NumPyro allows us to implement this algorithm in a single model.
[10]:
def cuped_model(y_post: Array, treatment: Array, y_pre: Array) -> None:
n_samples = len(ad_campaign)
intercept_target = numpyro.sample("intercept_target", dist.Normal(loc=0, scale=2))
theta = numpyro.sample("theta", dist.Normal(loc=0, scale=3))
sigma_theta = numpyro.sample("sigma_theta", dist.HalfCauchy(scale=2))
intercept_cuped = numpyro.sample("intercept_cuped", dist.Normal(loc=0, scale=2))
beta_cuped = numpyro.sample("beta_cuped", dist.Normal(loc=0, scale=3))
sigma_cuped = numpyro.sample("sigma_cuped", dist.HalfCauchy(scale=2))
mu_target = intercept_target + theta * y_pre
with numpyro.plate("target_conditioning", n_samples):
numpyro.sample("y_post_pred", dist.Normal(mu_target, sigma_theta), obs=y_post)
y_cuped = numpyro.deterministic(
"y_cuped", y_post - theta * (y_pre - jnp.mean(y_pre))
)
with numpyro.plate("cuped_conditioning", n_samples):
numpyro.sample(
"y_cuped_pred",
dist.Normal(intercept_cuped + beta_cuped * treatment, sigma_cuped),
obs=y_cuped,
)
numpyro.render_model(
cuped_model,
model_args=(revenue1, ad_campaign, revenue0),
render_distributions=True,
render_params=True,
)
[10]:
AS before, let’s fit the model using MCMC:
[11]:
mcmc_cuped = MCMC(
sampler=NUTS(cuped_model),
num_warmup=1_000,
num_samples=2_000,
num_chains=4,
)
rng_key, rng_subkey = random.split(rng_key)
mcmc_cuped.run(rng_subkey, revenue1, ad_campaign, revenue0)
idata_cuped = az.from_numpyro(mcmc_cuped)
Let’s look into the posterior distribution of the CUPED effect estimate:
[12]:
fig, ax = plt.subplots()
az.plot_posterior(
idata_cuped, var_names=["beta_cuped"], ref_val=difference_in_means, ax=ax
)
ax.set_title(r"Posterior distribution of $\beta_{\text{cuped}}$");

[13]:
print(f"std: {idata_cuped['posterior']['beta_cuped'].std().item():.3f}")
std: 0.219
As expected, the posterior distribution of the CUPED effect estimate is narrower than the one of the simple difference in means.
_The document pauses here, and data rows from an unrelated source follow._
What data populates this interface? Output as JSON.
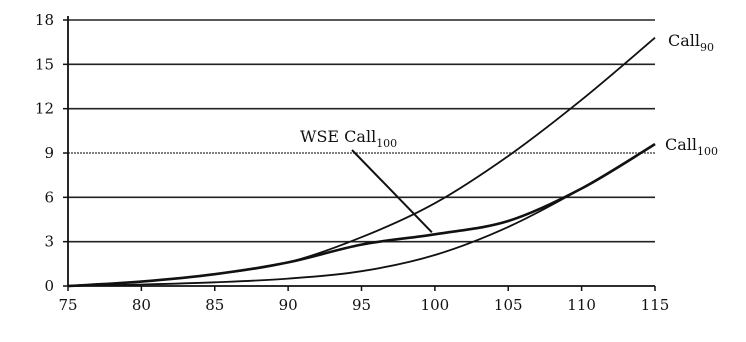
{
  "chart_data": {
    "type": "line",
    "title": "",
    "xlabel": "",
    "ylabel": "",
    "xlim": [
      75,
      115
    ],
    "ylim": [
      0,
      18
    ],
    "xticks": [
      "75",
      "80",
      "85",
      "90",
      "95",
      "100",
      "105",
      "110",
      "115"
    ],
    "yticks": [
      "0",
      "3",
      "6",
      "9",
      "12",
      "15",
      "18"
    ],
    "grid": "horizontal",
    "series": [
      {
        "name": "Call90",
        "label_main": "Call",
        "label_sub": "90",
        "x": [
          75,
          80,
          85,
          90,
          95,
          100,
          105,
          110,
          115
        ],
        "y": [
          0.0,
          0.3,
          0.8,
          1.6,
          3.3,
          5.6,
          8.8,
          12.6,
          16.8
        ]
      },
      {
        "name": "Call100",
        "label_main": "Call",
        "label_sub": "100",
        "x": [
          75,
          80,
          85,
          90,
          95,
          100,
          105,
          110,
          115
        ],
        "y": [
          0.0,
          0.1,
          0.25,
          0.5,
          1.0,
          2.1,
          4.0,
          6.6,
          9.6
        ]
      },
      {
        "name": "WSE Call100",
        "label_main": "WSE Call",
        "label_sub": "100",
        "x": [
          75,
          80,
          85,
          90,
          95,
          100,
          105,
          110,
          115
        ],
        "y": [
          0.0,
          0.3,
          0.8,
          1.6,
          2.8,
          3.5,
          4.4,
          6.6,
          9.6
        ]
      }
    ],
    "annotations": [
      {
        "text_main": "WSE Call",
        "text_sub": "100",
        "points_to": {
          "x": 100,
          "y": 3.5
        }
      }
    ]
  }
}
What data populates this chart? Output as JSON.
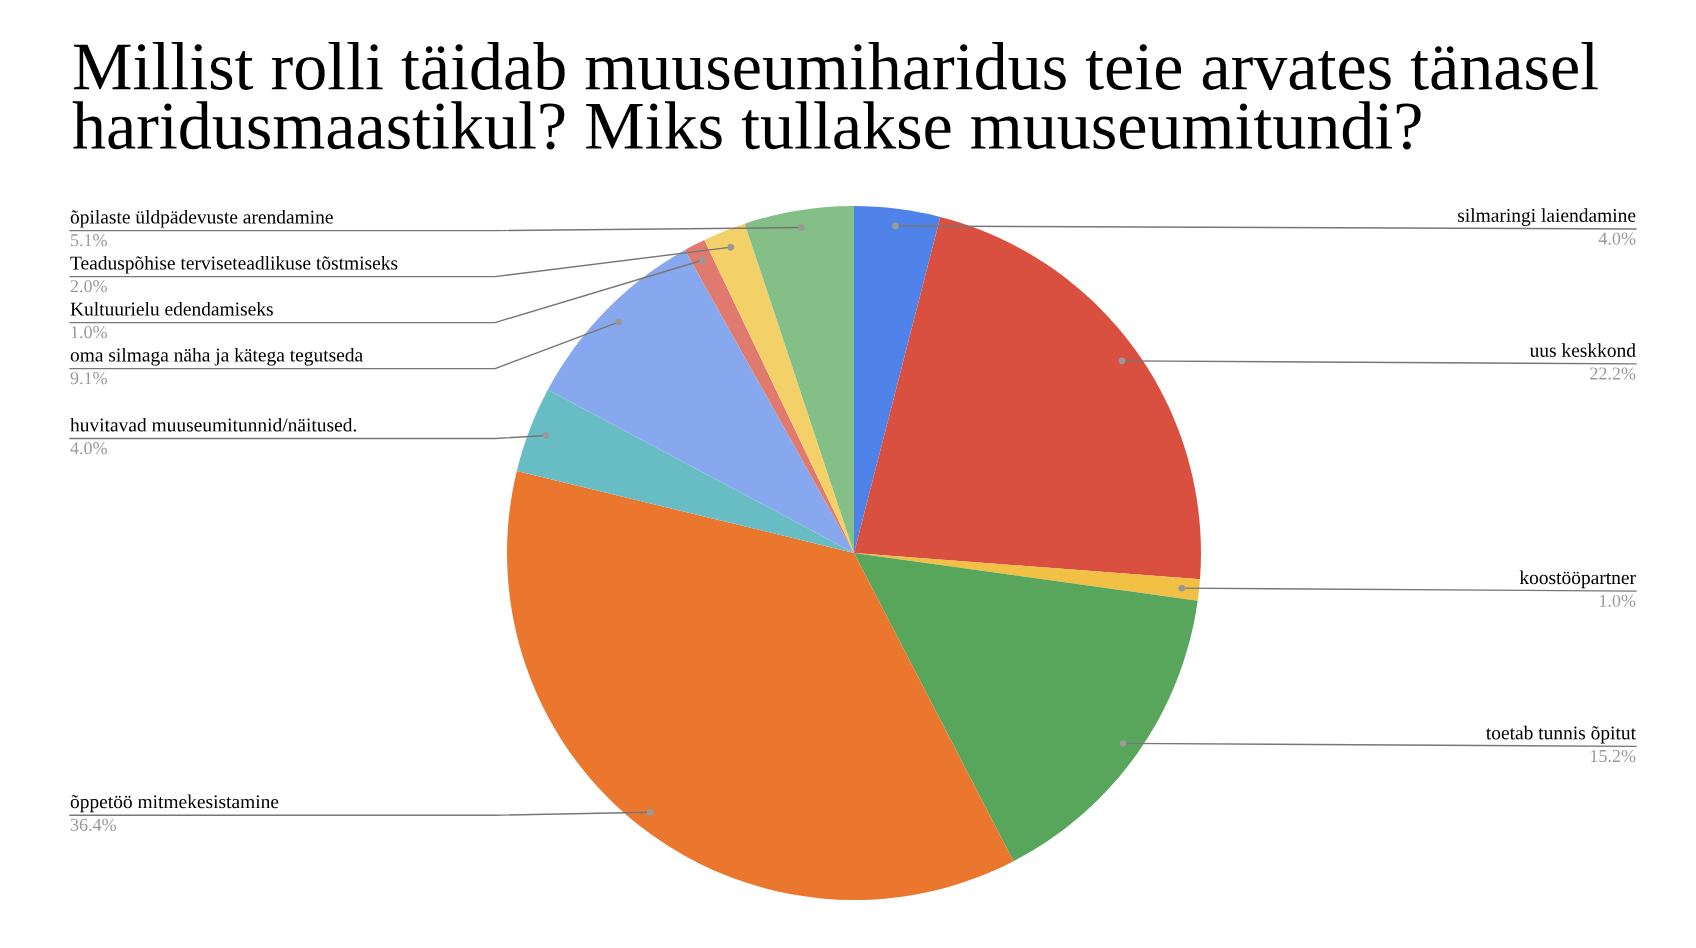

Finally, let’s compare the posterior distributions of the difference in means and the CUPED effect estimate against the point estimate of the difference in means.
[14]:
fig, ax = plt.subplots(
nrows=2,
ncols=1,
figsize=(10, 7),
sharex=True,
sharey=True,
layout="constrained",
)
az.plot_posterior(
idata_difference_in_means, var_names=["beta"], ref_val=difference_in_means, ax=ax[0]
)
ax[0].axvline(2, color="k", linestyle="--", alpha=0.5, label="True Effect")
ax[0].legend()
ax[0].set_title(
f"""Difference in means
std: {idata_difference_in_means["posterior"]["beta"].std().item():.4f}"""
)
az.plot_posterior(
idata_cuped, var_names=["beta_cuped"], ref_val=difference_in_means, ax=ax[1]
)
ax[1].axvline(2, color="k", linestyle="--", alpha=0.5, label="True Effect")
ax[1].legend()
ax[1].set_title(
f"CUPED\n std: {idata_cuped['posterior']['beta_cuped'].std().item():.4f}"
)
fig.suptitle("Model Comparison", fontsize=18, fontweight="bold");

Here we have a clear visual evidence of the variance reduction by the CUPED model.